Los protagonistas de la Senda llevan consigo tecnología Exo, linajes híbridos y conocimientos de las anomalías. Esos elementos adquieren un nuevo sentido al entrar en regiones dominadas por guerras dinásticas y poderes mayores.
La conexión confirma la estructura de novela río del Continuus Nexus. La expedición iniciada en Nod no termina cuando resuelve el origen de Mayra o el destino del niño. Sus decisiones alimentan acontecimientos posteriores, y personajes de otras series pueden reinterpretar su legado desde perspectivas distintas.

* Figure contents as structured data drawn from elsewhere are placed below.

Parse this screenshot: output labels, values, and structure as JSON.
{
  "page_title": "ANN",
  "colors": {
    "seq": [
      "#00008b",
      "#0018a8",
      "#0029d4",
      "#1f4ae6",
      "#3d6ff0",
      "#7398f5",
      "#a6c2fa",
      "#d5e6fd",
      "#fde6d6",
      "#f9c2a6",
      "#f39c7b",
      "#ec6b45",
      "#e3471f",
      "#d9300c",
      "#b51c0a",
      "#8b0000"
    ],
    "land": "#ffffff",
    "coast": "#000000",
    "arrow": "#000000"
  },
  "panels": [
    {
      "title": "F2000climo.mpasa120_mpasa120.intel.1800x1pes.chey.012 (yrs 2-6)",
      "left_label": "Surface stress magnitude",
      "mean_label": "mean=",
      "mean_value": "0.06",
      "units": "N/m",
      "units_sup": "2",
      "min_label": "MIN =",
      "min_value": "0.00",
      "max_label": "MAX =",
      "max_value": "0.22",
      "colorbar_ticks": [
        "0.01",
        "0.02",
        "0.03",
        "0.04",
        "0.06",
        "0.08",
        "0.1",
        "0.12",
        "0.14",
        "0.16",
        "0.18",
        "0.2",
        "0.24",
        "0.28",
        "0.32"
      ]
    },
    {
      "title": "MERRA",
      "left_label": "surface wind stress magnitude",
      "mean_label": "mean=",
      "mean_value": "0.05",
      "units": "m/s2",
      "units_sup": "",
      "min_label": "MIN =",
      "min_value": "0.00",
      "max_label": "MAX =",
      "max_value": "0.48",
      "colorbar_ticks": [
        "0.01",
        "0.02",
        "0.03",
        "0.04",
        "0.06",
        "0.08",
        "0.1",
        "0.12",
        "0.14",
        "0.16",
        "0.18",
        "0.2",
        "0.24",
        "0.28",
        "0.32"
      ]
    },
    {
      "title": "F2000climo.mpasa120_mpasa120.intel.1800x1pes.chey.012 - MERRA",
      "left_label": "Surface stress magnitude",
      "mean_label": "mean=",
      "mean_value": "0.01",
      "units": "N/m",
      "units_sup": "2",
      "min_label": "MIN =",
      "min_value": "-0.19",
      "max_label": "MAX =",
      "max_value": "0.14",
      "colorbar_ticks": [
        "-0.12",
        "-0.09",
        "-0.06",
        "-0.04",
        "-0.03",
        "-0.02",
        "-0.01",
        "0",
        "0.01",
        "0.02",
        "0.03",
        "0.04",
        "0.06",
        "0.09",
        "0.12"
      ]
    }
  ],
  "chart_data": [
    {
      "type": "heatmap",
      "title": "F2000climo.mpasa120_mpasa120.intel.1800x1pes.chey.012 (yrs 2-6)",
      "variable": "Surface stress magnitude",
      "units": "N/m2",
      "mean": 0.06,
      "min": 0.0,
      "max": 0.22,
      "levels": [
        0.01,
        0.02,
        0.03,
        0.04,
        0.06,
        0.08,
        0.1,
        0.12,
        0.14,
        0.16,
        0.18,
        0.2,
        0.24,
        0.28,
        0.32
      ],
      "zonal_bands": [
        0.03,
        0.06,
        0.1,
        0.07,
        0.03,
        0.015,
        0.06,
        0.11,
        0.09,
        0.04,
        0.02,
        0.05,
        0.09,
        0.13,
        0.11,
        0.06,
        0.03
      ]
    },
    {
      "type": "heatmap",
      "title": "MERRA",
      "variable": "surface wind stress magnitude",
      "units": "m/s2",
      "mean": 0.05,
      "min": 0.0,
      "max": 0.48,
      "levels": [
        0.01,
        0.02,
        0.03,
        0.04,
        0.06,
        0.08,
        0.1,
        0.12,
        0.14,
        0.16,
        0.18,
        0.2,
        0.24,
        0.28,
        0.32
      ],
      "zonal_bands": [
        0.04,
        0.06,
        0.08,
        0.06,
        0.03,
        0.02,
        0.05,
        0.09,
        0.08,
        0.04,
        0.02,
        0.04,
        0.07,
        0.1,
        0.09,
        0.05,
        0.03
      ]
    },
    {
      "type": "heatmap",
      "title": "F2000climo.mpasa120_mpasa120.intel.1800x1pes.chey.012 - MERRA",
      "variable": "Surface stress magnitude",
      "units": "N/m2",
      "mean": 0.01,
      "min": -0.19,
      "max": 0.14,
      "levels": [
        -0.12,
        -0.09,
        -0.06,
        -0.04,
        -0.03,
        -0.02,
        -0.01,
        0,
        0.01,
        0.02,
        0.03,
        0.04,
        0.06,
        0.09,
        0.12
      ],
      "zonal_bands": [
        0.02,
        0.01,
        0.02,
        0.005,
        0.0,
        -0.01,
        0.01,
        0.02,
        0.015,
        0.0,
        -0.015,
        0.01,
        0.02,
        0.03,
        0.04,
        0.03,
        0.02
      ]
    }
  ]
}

Apariciones y relaciones canónicas
La tarjeta de La unión de la sexta y la séptima serie pertenece a la serie La Senda de las Estrellas y debe interpretarse principalmente a partir de Cazador de demonios, El Navegante, La Exomante y El Hereje. Su información se integra con los antecedentes de Khaos y Oscuridad, La Pureza y Leyendas del Sol Negro únicamente cuando las novelas establecen el vínculo mediante nombres, linajes, tecnologías o acontecimientos reconocibles.
Dentro de la cronología, los hechos principales se sitúan alrededor de los años 10180–10199 posteriores a la Conjunción Infernal. Las afirmaciones religiosas, proféticas o metafísicas deben conservarse como creencias o interpretaciones cuando el texto no las confirma de manera objetiva. En particular, las versiones de Ká, Abaddón, los cultos de Pérgamo y los recuerdos alterados pueden ser parciales, interesadas o incompletas.
Este concepto forma parte de la estructura de novela río del Continuus Nexus: sus consecuencias pueden reaparecer en otras cuadernas y series. La continuidad debe respetar la grafía canónica de lugares, linajes y artefactos, así como la diferencia entre tecnología Exo, afinidad genética y poder arconte.